Project is motivated by a kaggle problem Google Analytics Customer Revenue Prediction, where google provide huge amount fo raw data from website. You need to find useful information and predict for revenues.

After viewing the raw data form, we find it’s interesting to do a statistical analysis, since the columns contain huge amount of information which makes we able to find other useful relations (not just revenue). Also, nested and nested data with huge amount of raw features are very hard for human to intepret and make decision. Therefore a lot room for statistics.

There’re three goals for this project

  1. Find good way to represent the original nested and nested data and clean it to make statistics possible. This is not a typical work you will do in a statistical class since data you use there is typically quite regular and in good shape.
  2. Exploring interesting features which can show the data vividly, help people to understand what the data is exprssing, also help to bulid various of statistical models. And then compare those models
  3. Study the effect of externel data and combine all the knowledge to understand the transaction behavior, which will help us to get the final reasonable model.
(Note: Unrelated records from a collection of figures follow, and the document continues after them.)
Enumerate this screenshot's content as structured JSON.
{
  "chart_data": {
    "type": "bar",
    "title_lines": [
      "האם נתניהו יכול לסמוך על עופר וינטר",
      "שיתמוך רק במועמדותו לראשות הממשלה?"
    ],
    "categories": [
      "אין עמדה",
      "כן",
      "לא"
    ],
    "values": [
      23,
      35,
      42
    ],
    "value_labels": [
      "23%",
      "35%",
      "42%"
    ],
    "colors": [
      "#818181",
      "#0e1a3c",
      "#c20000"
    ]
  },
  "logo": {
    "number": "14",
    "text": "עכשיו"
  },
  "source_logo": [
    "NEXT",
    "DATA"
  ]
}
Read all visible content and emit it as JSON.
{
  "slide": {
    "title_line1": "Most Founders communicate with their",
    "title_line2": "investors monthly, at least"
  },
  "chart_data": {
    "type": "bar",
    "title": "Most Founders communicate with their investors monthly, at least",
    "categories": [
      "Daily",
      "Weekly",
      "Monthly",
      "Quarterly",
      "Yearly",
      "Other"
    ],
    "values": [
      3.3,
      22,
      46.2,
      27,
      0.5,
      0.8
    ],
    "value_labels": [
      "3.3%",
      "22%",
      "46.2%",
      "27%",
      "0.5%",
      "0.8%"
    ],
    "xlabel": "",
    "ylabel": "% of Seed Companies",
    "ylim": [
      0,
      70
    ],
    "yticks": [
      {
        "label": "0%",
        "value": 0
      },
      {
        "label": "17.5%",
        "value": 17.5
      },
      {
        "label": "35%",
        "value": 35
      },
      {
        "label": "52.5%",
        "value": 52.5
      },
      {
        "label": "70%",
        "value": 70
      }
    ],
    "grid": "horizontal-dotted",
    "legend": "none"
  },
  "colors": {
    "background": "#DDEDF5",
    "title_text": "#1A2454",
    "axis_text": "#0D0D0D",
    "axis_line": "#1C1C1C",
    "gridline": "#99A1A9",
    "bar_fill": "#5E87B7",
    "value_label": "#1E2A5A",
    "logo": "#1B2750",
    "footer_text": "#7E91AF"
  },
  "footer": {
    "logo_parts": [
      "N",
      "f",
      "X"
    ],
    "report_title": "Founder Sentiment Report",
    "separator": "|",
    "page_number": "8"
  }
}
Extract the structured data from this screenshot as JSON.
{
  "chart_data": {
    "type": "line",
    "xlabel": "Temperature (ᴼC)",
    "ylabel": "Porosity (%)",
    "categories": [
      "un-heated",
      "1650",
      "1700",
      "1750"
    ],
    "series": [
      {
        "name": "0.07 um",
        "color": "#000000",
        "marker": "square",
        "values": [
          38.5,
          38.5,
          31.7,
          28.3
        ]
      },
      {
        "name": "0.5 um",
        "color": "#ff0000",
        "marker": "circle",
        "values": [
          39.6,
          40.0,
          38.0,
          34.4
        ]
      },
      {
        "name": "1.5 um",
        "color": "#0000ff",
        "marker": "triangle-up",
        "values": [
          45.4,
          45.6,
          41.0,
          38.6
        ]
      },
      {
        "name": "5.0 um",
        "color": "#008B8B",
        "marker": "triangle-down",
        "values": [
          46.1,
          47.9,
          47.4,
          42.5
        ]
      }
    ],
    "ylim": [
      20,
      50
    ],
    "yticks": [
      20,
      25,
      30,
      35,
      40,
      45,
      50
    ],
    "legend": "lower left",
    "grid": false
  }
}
The general question we want to answer is that how to make data powerful? We want to know how to represent the data and how to choose statistical models. But along the project, the questions becomes more practical as “how to represent data if the exact tidy version of it will invovle much unecessary information?” “how to deal with the missing data when the missingness is terrible?” “how to choose model and do statistics in highly ill-conditioned data? can we do sequential modeling?”

And even encounter some new questions other data itself and models, like “How to ensemble different models and also the externel data?” “how to reduce the features if typical dimension reduction failed because of data being not quite numerical and different entries has even different dimension?”

Only related work is from kaggle website, where we can communicate with each other to deeper our understanding of the question.